Crows bring EMS to Red Flag 23-1

  • Published
  • By By 1st Lt. Benjamin Aronson
  • 350th Spectrum Warfare Wing Public Affairs

Red Flag 23-1 wrapped up earlier this month with close to 100 platforms and 3,000 coalition servicemembers in attendance, including Crows from the 350th Spectrum Warfare Wing who provided warfighters with Electromagnetic Spectrum (EMS) support to accomplish their first ten combat missions.

The 350th SWW sent the 36th Electronic Warfare Squadron, 39th EWS, 87th EWS and the 453rd EWS to support warfighters with support ranging from assessment of platforms to mission planning and threat analysis.

While each of the squadrons had their own specific mission at Red Flag, the mission that connected the 36th EWS, 87th EWS and 453rd EWS was testing Agile Integrated Reprograming (AIR), a concept of operations to overcome Electromagnetic Warfare Integrated Reprogramming (EWIR) deficiencies to provide warfighters with Mission Data File (MDF) updates in a dynamic threat environment.

“I knew from the start we had to get ourselves into training exercises,” said Capt. Philip Liotta, 36th EWS weapons and tactics flight commander. “The only way the warfighter is going to know this [faster updates to Mission Data] is important, is by giving the environment where WARMs [War Reserve Modes] are theoretically active so they understand what is happening to their systems and why it’s important to be reprogramed.”

The 453rd EWS’ role in AIR involved validating simulated threat information and transmitting the report to the 36th EWS reprogramming center who used that data to produce new MDFs that capture the novel signals and delivered it back to aircraft.

Outside of AIR, the 453rd EWS’ presence included an analysis team and a mission planning team, supplemented by the 39th EWS, that supported the Intelligence, Surveillance and Reconnaissance mission at Red Flag.

“The analysis team and the mission planning team work completely separately,” said Maj. Caitlyn DeFabo, 453rd EWS director of operations. “The mission planning team would use IMOM [Improved Many-on-Many software] to show the EM [Electromagnetic] operating environment for aircrew mission planning to fly around threats, so they don’t get shot at. The analysis team worked at execution, when the planes were flying, to let them know when threats came up in the near real time.”
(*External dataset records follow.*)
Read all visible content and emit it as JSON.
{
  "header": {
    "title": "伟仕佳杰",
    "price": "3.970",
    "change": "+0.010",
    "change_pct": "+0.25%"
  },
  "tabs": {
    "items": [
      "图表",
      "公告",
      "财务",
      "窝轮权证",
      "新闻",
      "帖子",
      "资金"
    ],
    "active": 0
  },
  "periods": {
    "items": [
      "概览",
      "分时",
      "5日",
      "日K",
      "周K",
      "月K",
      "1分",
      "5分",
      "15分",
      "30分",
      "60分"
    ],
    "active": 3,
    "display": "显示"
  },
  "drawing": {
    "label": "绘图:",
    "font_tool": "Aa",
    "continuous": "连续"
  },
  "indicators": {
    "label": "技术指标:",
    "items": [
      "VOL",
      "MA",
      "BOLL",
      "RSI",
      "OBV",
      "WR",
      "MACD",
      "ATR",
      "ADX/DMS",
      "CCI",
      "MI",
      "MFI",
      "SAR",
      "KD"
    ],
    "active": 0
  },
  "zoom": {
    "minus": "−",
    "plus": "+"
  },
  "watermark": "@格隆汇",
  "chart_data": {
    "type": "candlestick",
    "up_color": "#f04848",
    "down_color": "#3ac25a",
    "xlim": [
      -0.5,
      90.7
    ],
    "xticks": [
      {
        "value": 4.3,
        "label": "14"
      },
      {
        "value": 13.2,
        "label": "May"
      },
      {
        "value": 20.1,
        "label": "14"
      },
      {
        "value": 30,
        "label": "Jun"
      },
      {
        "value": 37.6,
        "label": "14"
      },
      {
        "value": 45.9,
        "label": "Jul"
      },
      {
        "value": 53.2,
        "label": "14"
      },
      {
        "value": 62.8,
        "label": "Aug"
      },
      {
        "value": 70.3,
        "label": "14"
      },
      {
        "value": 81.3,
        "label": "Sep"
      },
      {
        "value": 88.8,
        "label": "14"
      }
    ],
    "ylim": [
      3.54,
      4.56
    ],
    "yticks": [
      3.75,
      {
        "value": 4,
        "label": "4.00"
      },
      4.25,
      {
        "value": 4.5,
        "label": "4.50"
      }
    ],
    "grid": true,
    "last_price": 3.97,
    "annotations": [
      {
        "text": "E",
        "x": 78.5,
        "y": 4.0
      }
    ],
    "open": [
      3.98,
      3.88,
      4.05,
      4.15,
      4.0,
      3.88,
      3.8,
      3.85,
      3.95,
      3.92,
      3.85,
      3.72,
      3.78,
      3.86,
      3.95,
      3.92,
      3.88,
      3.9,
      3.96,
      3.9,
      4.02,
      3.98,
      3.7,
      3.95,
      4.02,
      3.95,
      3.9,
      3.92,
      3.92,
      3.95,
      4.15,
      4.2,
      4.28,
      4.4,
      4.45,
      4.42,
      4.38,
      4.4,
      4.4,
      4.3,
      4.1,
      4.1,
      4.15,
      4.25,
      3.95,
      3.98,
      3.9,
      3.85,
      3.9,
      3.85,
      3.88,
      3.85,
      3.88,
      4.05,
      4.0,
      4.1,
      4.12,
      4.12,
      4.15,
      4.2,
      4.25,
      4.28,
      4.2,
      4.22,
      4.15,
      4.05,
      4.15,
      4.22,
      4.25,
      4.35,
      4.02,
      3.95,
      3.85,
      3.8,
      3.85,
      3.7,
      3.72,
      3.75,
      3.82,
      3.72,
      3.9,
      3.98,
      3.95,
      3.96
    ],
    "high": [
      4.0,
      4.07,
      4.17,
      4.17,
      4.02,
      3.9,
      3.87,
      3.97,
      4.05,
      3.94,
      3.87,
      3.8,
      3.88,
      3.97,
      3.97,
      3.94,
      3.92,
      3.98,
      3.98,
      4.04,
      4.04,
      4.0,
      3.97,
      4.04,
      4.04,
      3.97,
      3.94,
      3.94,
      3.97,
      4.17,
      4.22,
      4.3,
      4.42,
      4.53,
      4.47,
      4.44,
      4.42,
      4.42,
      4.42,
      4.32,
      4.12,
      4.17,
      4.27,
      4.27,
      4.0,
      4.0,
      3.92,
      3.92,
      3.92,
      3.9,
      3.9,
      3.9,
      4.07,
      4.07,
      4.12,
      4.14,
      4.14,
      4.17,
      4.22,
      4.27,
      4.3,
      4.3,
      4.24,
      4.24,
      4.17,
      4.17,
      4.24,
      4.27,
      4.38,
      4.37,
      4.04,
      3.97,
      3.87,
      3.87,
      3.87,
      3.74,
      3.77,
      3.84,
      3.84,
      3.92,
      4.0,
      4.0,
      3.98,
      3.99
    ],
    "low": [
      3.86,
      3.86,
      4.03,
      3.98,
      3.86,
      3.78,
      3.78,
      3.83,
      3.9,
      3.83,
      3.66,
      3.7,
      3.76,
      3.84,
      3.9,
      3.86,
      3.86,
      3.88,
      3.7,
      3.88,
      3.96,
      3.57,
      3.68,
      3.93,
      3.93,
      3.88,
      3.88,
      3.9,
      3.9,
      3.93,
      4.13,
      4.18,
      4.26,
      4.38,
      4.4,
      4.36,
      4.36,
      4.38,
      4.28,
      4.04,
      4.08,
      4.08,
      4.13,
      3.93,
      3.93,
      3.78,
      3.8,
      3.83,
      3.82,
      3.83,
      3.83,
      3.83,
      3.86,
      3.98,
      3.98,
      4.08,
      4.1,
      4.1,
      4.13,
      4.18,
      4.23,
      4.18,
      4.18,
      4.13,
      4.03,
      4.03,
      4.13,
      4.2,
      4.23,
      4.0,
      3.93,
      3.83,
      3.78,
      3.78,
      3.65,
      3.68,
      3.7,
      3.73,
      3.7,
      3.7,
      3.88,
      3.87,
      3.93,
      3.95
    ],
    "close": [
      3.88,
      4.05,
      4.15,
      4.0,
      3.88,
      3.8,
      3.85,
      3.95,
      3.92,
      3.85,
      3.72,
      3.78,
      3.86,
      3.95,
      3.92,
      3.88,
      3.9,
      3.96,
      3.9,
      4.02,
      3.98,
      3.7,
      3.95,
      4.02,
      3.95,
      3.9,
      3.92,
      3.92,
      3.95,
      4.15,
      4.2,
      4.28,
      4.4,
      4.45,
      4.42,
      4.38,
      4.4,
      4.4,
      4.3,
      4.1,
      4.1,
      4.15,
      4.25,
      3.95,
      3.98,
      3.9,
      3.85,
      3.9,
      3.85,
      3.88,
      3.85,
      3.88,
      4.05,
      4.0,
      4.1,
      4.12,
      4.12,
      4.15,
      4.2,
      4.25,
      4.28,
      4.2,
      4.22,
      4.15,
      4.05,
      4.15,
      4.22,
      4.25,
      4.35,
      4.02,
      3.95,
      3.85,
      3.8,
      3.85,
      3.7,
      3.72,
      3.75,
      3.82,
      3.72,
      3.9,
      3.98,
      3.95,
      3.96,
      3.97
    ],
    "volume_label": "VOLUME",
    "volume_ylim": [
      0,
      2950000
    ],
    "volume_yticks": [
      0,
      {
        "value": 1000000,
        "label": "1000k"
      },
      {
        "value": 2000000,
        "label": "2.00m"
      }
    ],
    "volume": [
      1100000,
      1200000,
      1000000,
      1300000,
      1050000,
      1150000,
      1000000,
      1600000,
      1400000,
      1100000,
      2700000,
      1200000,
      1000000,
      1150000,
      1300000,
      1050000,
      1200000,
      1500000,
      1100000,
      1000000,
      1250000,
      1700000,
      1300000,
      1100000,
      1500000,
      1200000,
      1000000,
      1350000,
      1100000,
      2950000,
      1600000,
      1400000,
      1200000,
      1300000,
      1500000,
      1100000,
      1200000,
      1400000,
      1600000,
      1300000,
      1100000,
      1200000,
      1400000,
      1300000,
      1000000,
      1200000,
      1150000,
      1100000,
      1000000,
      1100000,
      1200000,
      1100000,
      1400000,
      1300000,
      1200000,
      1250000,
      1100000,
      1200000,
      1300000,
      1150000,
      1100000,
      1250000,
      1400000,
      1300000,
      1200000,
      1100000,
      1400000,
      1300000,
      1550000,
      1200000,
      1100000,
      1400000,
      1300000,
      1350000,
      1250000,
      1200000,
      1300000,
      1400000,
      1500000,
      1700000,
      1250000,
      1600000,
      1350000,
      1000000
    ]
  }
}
To ensure that aircraft could properly detect and respond to these simulated threats at Red Flag, the 87th EWS executed its COMBAT SHIELD mission and assessed Electronic Warfare (EW) capabilities such as radar warning receivers, electronic attacks pods, high-speed anti-radiation missiles, and HARM targeting systems.

The 87th EWS’s detachment at Nellis AFB provided COMBAT SHIELD support to three units, evaluating platforms such as the HH-60, HC-130 and F-16 to identify areas in the EW process that can be improved. This effort directly supports COMBAT SHIELD’s adaption to the AFFORGEN deployment cycle, evaluating fighter and rescue units within their deployment window as they attend exercises for training.

“These assessments are important because it offers operational units at Red Flag an opportunity to use their EW systems against simulated adversaries to the best of their abilities,” said Master Sgt. Nathaniel Gross, 87th EWS COMBAT SHIELD flight chief. “Without these assessments and assurance of EW effectiveness, units run the risk of being [simulated] shot down during the exercise.”

The execution of these missions at Red Flag 23-1 by the 350th SWW are just one way that the Air Force is reinvesting in EMS dominance and increasing warfighter lethality to take on any challenge.

“Looking at our competition now, EW is going to be a much bigger factor in future combat compared to what I had for my first combat missions in Afghanistan, Iraq and Syria,” said DeFabo. “The 350th Spectrum Warfare Wing can use exercises such as Red Flag to prepare warfighters for their first ten combat missions while also preparing ourselves to best support them through EW assessments, near real-time threat detection, rapid reprogramming, and EM mission planning.”